If overlap is weak, several strategies can help:

  1. Trimming Non-Overlapping Units
    • Exclude units with extreme propensity scores (e.g., \(P(Z = 1 \mid X) \approx 0\) or \(P(Z = 1 \mid X) \approx 1\)).
    • Improves internal validity but reduces sample size.
  2. Reweighting Approaches
    • Use overlap weights to focus on a population where treatment was plausibly assignable.
    • The Average Treatment Effect for the Overlap Population (ATO) estimates effects for units where \(P(Z = 1 \mid X)\) is moderate (e.g., close to 0.5).
  3. Matching on the Propensity Score
    • Remove units that lack suitable matches in the opposite treatment group.
    • Improves balance at the cost of excluding observations.
  4. Covariate Balancing Techniques
    • Use entropy balancing or inverse probability weighting to adjust for limited overlap.
  5. Sensitivity Analysis

26.5.3.4 Average Treatment Effect for the Overlap Population

When overlap is weak, ATO offers an alternative estimand that focuses on the subpopulation where treatment is not deterministic.

Instead of estimating the ATE (which applies to the entire population) or the ATT (which applies to the treated population), ATO focuses on units where both treatment and control were plausible options (Table 26.7).

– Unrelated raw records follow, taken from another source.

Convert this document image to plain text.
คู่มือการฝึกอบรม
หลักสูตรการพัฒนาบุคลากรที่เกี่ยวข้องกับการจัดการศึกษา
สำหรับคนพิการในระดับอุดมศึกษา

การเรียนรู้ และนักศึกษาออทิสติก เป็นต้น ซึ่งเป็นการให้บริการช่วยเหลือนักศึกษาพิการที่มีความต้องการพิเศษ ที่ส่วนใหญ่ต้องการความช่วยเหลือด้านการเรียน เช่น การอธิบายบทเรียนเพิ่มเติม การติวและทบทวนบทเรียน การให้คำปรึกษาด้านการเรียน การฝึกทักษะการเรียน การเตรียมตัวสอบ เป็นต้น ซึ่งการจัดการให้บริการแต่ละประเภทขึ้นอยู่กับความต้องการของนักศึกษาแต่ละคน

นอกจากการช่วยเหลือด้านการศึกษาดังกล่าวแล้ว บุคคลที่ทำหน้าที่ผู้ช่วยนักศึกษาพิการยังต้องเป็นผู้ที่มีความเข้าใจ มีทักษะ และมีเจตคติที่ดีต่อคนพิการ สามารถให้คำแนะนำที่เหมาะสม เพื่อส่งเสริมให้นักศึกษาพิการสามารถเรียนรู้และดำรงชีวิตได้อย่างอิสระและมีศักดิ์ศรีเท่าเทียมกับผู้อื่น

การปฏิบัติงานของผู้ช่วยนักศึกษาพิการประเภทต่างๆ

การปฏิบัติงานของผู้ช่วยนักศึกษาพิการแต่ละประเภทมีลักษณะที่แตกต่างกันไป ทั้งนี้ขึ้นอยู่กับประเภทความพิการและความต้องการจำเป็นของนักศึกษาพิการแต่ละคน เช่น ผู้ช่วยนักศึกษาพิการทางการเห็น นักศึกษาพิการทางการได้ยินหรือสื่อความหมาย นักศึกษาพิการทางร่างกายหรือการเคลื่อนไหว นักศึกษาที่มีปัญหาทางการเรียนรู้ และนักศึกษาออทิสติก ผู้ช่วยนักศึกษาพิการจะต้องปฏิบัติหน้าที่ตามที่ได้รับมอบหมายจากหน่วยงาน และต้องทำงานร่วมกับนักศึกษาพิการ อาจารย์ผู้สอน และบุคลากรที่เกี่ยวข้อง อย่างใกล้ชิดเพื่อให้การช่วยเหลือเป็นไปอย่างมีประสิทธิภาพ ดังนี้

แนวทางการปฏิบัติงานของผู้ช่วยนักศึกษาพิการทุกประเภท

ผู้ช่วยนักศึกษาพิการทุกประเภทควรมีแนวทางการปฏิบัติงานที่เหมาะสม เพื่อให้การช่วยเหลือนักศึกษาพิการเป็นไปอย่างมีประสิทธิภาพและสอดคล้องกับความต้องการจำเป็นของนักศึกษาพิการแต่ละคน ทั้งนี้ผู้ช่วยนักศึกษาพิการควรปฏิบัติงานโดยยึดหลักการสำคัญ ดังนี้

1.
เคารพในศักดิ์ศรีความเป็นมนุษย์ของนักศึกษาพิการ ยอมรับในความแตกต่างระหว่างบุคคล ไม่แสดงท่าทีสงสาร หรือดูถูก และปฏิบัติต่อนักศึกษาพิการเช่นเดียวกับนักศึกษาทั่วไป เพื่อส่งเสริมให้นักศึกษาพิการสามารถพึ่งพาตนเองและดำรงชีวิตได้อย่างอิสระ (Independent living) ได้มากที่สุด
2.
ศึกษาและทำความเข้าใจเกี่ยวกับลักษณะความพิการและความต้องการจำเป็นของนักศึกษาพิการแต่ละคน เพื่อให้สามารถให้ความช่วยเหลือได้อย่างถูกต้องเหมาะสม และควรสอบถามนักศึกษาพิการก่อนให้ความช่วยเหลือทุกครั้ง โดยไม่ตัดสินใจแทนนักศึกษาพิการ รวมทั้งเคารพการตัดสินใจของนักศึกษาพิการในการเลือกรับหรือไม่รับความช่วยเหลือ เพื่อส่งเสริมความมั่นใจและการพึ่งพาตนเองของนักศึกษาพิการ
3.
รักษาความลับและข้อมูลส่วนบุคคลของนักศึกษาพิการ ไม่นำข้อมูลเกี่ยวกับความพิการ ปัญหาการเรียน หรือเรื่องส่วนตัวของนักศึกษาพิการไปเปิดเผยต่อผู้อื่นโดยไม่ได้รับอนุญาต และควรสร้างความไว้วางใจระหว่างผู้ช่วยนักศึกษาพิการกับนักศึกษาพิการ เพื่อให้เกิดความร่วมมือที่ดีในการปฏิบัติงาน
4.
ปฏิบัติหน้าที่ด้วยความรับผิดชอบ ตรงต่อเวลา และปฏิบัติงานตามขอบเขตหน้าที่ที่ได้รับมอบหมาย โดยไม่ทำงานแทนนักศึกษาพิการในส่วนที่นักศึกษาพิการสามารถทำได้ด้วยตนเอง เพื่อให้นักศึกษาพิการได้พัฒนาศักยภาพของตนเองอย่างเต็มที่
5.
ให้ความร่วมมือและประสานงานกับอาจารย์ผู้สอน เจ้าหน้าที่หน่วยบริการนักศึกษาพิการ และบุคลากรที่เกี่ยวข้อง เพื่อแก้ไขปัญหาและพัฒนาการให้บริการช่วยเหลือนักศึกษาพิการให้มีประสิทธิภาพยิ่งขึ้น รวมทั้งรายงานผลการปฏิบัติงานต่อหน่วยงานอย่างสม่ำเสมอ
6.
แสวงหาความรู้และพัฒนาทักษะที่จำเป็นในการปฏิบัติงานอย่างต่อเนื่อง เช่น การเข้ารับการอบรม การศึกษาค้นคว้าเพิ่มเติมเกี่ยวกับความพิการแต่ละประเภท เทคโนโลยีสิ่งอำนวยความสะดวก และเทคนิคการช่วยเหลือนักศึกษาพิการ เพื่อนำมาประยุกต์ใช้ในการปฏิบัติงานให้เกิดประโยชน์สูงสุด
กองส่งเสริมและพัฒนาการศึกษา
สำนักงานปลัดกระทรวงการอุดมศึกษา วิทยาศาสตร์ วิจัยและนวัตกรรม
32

ATO is estimated using overlap weights:

\[ W_i = P(Z_i = 1 \mid X_i) (1 - P(Z_i = 1 \mid X_i)). \]

These weights:

  • Downweight extreme propensity scores (where \(P(Z = 1 \mid X)\) is close to 0 or 1).
  • Focus inference on the subpopulation with the most overlap.
  • Improve robustness in cases with limited common support.
Table 26.7: Comparison of Estimands
Estimand Target Population Overlap Requirement
ATE Entire population Strong
ATT Treated population Moderate
ATO Overlap population Weak

Practical Applications of ATO

  • Policy Evaluation: When treatment assignment is highly structured, ATO ensures conclusions are relevant to a feasible intervention group.
  • Observational Studies: Avoids extrapolation bias when estimating treatment effects in subpopulations with common support.

References

Ben-Michael, Eli, and Luke Keele. 2023. “Using Balancing Weights to Target the Treatment Effect on the Treated When Overlap Is Poor.” Epidemiology 34 (5): 637–44.
Li, Fan, Kari Lock Morgan, and Alan M Zaslavsky. 2018. “Balancing Covariates via Propensity Score Weighting.” Journal of the American Statistical Association 113 (521): 390–400.